What Pebbles hasn't yet been taught -- and hopefully never will -- is that there's something inherently better or worse about one set of anatomical gear or the other. For me, the goal isn't to keep her in the dark about her gender but to help her understand that her potential as a human being isn't defined by her sex. She knows she's a girl and, thus far, she doesn't think of that as a limiting factor in her life. On that score, she seems better adjusted to gender at two years old than the geniuses pushing this ridiculous gender neutrality agenda forward.

The worst part of these efforts at gender neutralization is that they all make the same terrible assumption: that gender, itself, is the problem and if we remove it from the equation, everything will be better. It's an approach defies all reason and logic. Saudi women aren't forbidden from driving by their gender, they are forbidden from driving by a patriarchal society with dysfunctional cultural norms. Removing the word "he" and"she" from all language wouldn't suddenly make it easier for a young man to tell his parents he's gay anymore than it would make employers pay women the same wage they pay men. Does anyone imagine that Barack Obama is president because no one ever told him he was black? Or is it more likely that he was raised in an environment that embraced all aspects of his person and that encouraged him to believe that he was capable of anything.

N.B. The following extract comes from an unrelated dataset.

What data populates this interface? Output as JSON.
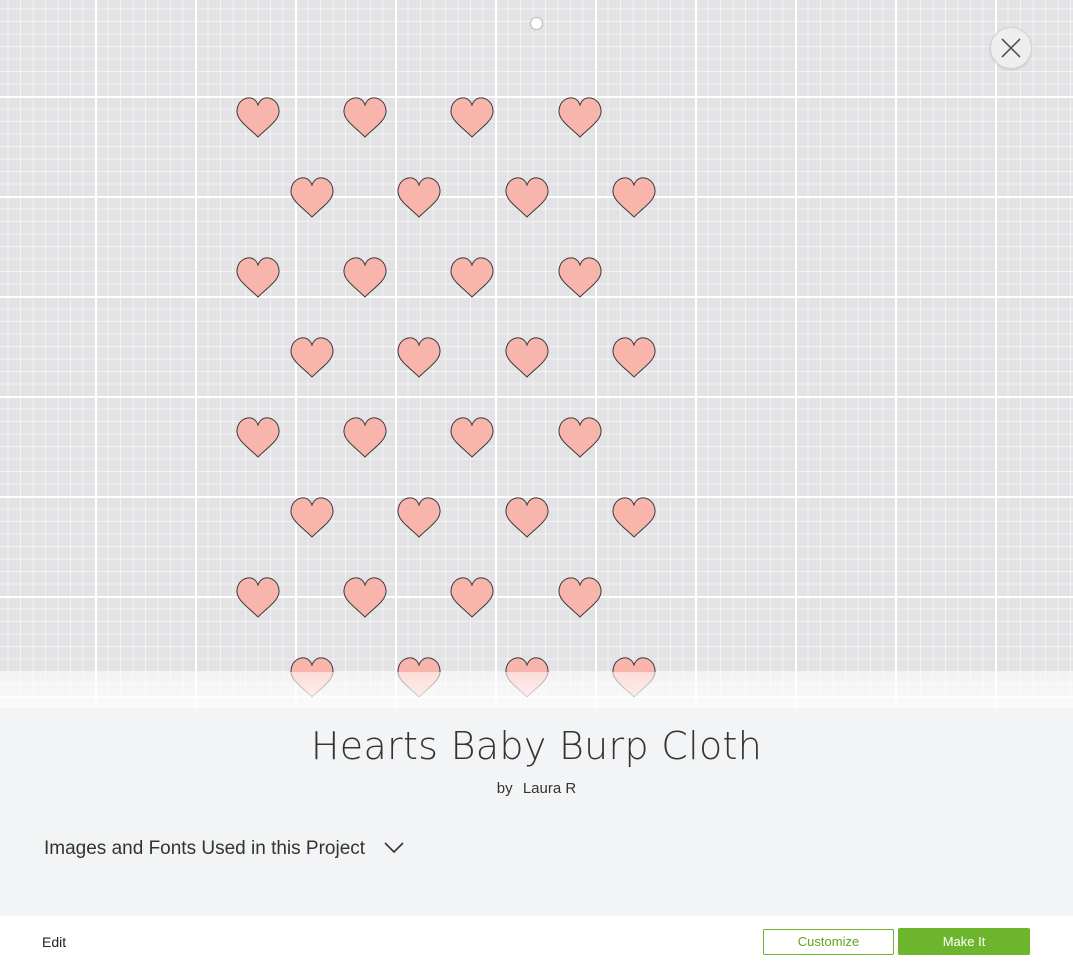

No, a perfectly level playing field and perfect equality don't exist in our culture (or perhaps in any culture) but denying our differences only serves to perpetuate that problem by suggesting that we can only be equal if we're all the exactly same . Creating a safe, accepting environment in which kids can explore all aspects of gender is a noble goal. But let's remember that gender is a function of biology, not sociology. He, she, his, hers -- it's not pronouns and possessives that once prevented women from voting or that now try to prevent same-sex couples from marrying. The problem isn't in our pants, it's in our hearts and minds and that's where any genuine change will have to begin.